Claude Code v2.1.160 hardens config-file write safety

AI Analysis

Anthropic's Claude Code v2.1.160 release tightens safety around a real attack surface: agent-written configuration files that can silently trigger code execution. The update adds explicit prompts before the agent writes to shell startup files such as .zshenv, .zlogin, and .bash_login, as well as git config — files that, if modified, can cause arbitrary commands to run the next time a shell or git operation starts.

The release also extends acceptEdits mode (where edits are normally auto-approved) to prompt before writing build-tool configuration files including .npmrc, .yarnrc, bunfig.toml, .bazelrc, .pre-commit-config.yaml, and devcontainer files. These are common vectors for supply-chain-style compromise because they control how dependencies are fetched and how build/commit hooks execute.

The hardening lands amid heightened awareness of AI-tooling supply-chain risk: a separate community report this week described a supply-chain attack on the codexui-android npm package that stole OpenAI Codex authentication tokens, renewing concerns about npm dependency security in AI tooling. As coding agents gain more autonomy to write and execute code, the blast radius of a misbehaving or hijacked agent grows.

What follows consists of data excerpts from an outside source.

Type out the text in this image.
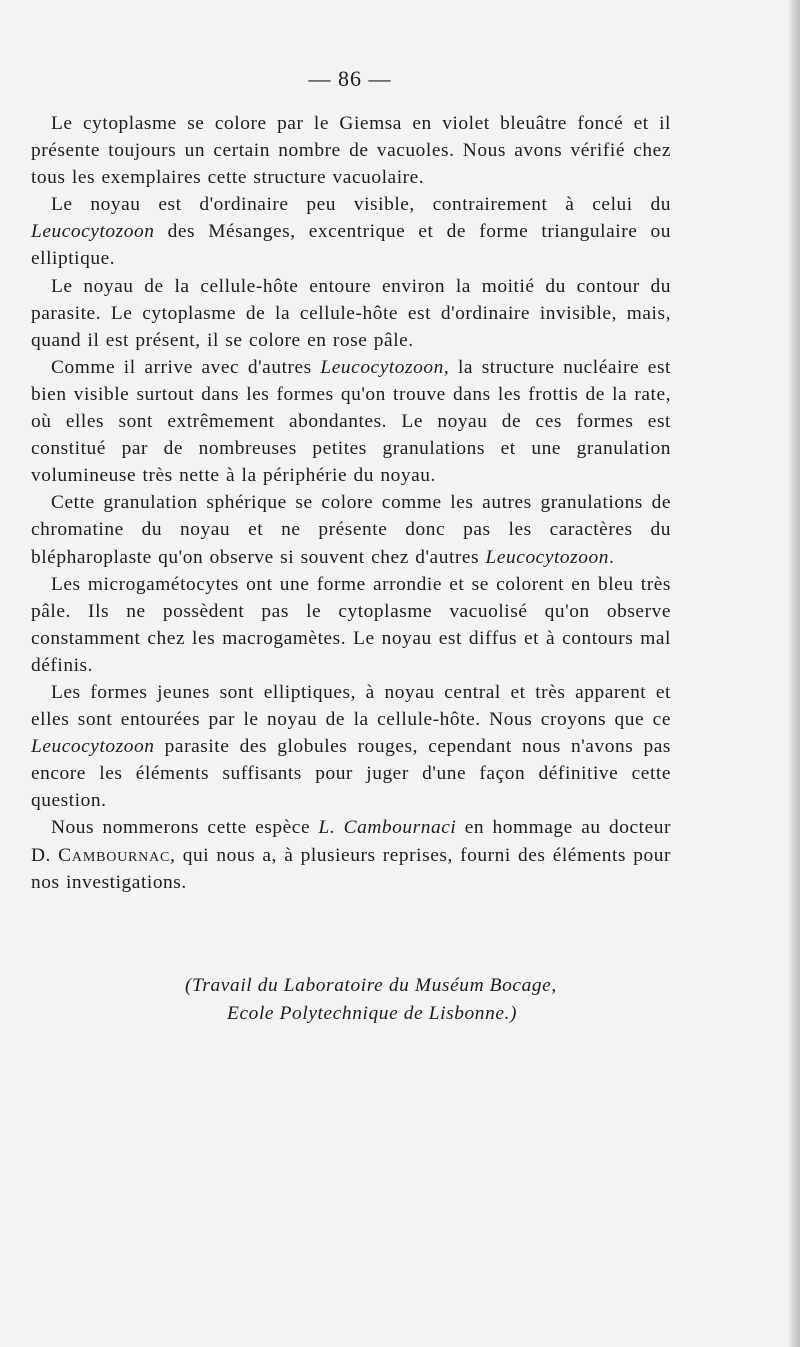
— 86 —

Le cytoplasme se colore par le Giemsa en violet bleuâtre foncé et il présente toujours un certain nombre de vacuoles. Nous avons vérifié chez tous les exemplaires cette structure vacuolaire.

Le noyau est d'ordinaire peu visible, contrairement à celui du Leucocytozoon des Mésanges, excentrique et de forme triangulaire ou elliptique.

Le noyau de la cellule-hôte entoure environ la moitié du contour du parasite. Le cytoplasme de la cellule-hôte est d'ordinaire invisible, mais, quand il est présent, il se colore en rose pâle.

Comme il arrive avec d'autres Leucocytozoon, la structure nucléaire est bien visible surtout dans les formes qu'on trouve dans les frottis de la rate, où elles sont extrêmement abondantes. Le noyau de ces formes est constitué par de nombreuses petites granulations et une granulation volumineuse très nette à la périphérie du noyau.

Cette granulation sphérique se colore comme les autres granulations de chromatine du noyau et ne présente donc pas les caractères du blépharoplaste qu'on observe si souvent chez d'autres Leucocytozoon.

Les microgamétocytes ont une forme arrondie et se colorent en bleu très pâle. Ils ne possèdent pas le cytoplasme vacuolisé qu'on observe constamment chez les macrogamètes. Le noyau est diffus et à contours mal définis.

Les formes jeunes sont elliptiques, à noyau central et très apparent et elles sont entourées par le noyau de la cellule-hôte. Nous croyons que ce Leucocytozoon parasite des globules rouges, cependant nous n'avons pas encore les éléments suffisants pour juger d'une façon définitive cette question.

Nous nommerons cette espèce L. Cambournaci en hommage au docteur D. Cambournac, qui nous a, à plusieurs reprises, fourni des éléments pour nos investigations.

(Travail du Laboratoire du Muséum Bocage,
Ecole Polytechnique de Lisbonne.)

The change reflects a maturing posture: rather than maximizing autonomy, Anthropic is reintroducing human-in-the-loop gates precisely where unintended writes are most dangerous. For developers running Claude Code in acceptEdits mode, the practical effect is a few extra confirmation prompts in exchange for protection against an agent silently altering files that execute on shell start or build. It's a small release but a meaningful signal that agent-safety guardrails are becoming product table stakes.